Nonlinear topological edge states in a non-Hermitian array of optical waveguides embedded in an atomic gas

Abstract

We propose a scheme comprising an array of anisotropic optical waveguides, embedded in a gas of cold atoms, which can be tuned from a Hermitian to an odd-PT -- symmetric configuration through the manipulation of control and assistant laser fields. We show that the system can be controlled by tuning intra -- and inter-cell coupling coefficients, enabling the creation of topologically distinct phases and linear topological edge states. The waveguide array, characterized by a quadrimer primitive cell, allows for implementing transitions between Hermitian and odd-PT -symmetric configurations, broken and unbroken PT -symmetric phases, topologically trivial and nontrivial phases, as well as transitions between linear and nonlinear regimes. The introduced scheme generalizes the Rice-Mele Hamiltonian for a nonlinear non-Hermitian quadrimer array featuring odd-PT symmetry and makes accessible unique phenomena and functionalities that emerge from the interplay of non-Hermiticity, topology, and nonlinearity.

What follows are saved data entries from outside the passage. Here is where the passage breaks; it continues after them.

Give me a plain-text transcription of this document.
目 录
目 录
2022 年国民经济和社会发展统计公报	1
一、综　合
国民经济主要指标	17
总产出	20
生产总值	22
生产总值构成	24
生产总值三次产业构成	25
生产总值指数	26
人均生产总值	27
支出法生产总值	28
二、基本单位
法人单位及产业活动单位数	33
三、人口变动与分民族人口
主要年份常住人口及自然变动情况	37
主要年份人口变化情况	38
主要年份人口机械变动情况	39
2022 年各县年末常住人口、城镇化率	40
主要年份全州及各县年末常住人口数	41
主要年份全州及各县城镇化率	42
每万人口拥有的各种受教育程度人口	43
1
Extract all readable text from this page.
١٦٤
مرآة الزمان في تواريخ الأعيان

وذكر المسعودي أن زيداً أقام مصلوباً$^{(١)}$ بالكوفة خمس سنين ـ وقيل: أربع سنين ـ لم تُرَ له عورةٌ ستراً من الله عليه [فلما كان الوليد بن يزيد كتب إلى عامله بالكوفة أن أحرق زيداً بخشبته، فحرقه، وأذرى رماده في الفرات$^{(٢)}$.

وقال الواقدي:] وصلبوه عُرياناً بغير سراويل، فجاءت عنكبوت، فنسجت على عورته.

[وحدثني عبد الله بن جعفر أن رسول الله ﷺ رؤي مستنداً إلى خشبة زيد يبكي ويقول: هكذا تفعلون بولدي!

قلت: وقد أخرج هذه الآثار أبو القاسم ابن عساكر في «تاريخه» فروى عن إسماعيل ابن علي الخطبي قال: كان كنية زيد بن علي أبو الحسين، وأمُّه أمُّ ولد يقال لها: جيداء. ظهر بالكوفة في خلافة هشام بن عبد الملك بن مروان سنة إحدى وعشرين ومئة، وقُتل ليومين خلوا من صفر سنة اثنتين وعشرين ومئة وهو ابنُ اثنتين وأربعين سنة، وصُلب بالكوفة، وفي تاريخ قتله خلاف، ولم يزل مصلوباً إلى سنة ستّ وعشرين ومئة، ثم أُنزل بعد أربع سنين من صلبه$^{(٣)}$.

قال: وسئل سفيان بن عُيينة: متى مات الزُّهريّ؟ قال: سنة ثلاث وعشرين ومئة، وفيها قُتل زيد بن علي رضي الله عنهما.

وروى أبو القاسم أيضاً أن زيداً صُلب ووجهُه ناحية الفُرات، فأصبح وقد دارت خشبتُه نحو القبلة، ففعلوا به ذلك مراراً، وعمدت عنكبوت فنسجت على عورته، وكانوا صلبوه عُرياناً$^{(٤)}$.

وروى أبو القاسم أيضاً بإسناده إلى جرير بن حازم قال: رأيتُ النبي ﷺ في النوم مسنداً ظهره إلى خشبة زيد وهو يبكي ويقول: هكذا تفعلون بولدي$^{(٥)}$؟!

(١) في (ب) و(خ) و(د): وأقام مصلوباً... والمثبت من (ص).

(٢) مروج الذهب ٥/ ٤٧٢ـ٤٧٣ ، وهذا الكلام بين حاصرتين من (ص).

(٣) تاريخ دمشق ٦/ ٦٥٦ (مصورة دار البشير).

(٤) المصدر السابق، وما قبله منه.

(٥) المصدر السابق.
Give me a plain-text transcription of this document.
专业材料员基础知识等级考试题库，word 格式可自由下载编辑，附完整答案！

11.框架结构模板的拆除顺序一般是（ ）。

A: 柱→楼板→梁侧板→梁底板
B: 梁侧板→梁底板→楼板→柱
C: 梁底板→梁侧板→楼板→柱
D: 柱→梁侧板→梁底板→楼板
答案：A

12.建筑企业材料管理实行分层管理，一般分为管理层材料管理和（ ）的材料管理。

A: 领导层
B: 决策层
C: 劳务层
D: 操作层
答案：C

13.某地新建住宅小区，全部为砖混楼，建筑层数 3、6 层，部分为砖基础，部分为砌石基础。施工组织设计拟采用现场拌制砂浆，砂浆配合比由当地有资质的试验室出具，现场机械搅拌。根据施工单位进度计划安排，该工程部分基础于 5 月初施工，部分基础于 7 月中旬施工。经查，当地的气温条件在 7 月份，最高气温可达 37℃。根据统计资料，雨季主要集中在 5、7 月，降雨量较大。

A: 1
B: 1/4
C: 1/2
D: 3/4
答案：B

We also show that in the presence of nonlinearity the system sustains nonlinear topological edge states bifurcating from the linear topological edge states and the modes without linear limit. Each nonlinear mode represents a doublet of odd-PT -conjugate states. In the broken PT phase, the nonlinear edge states may be effectively stabilized when an additional absorption is introduced into the system.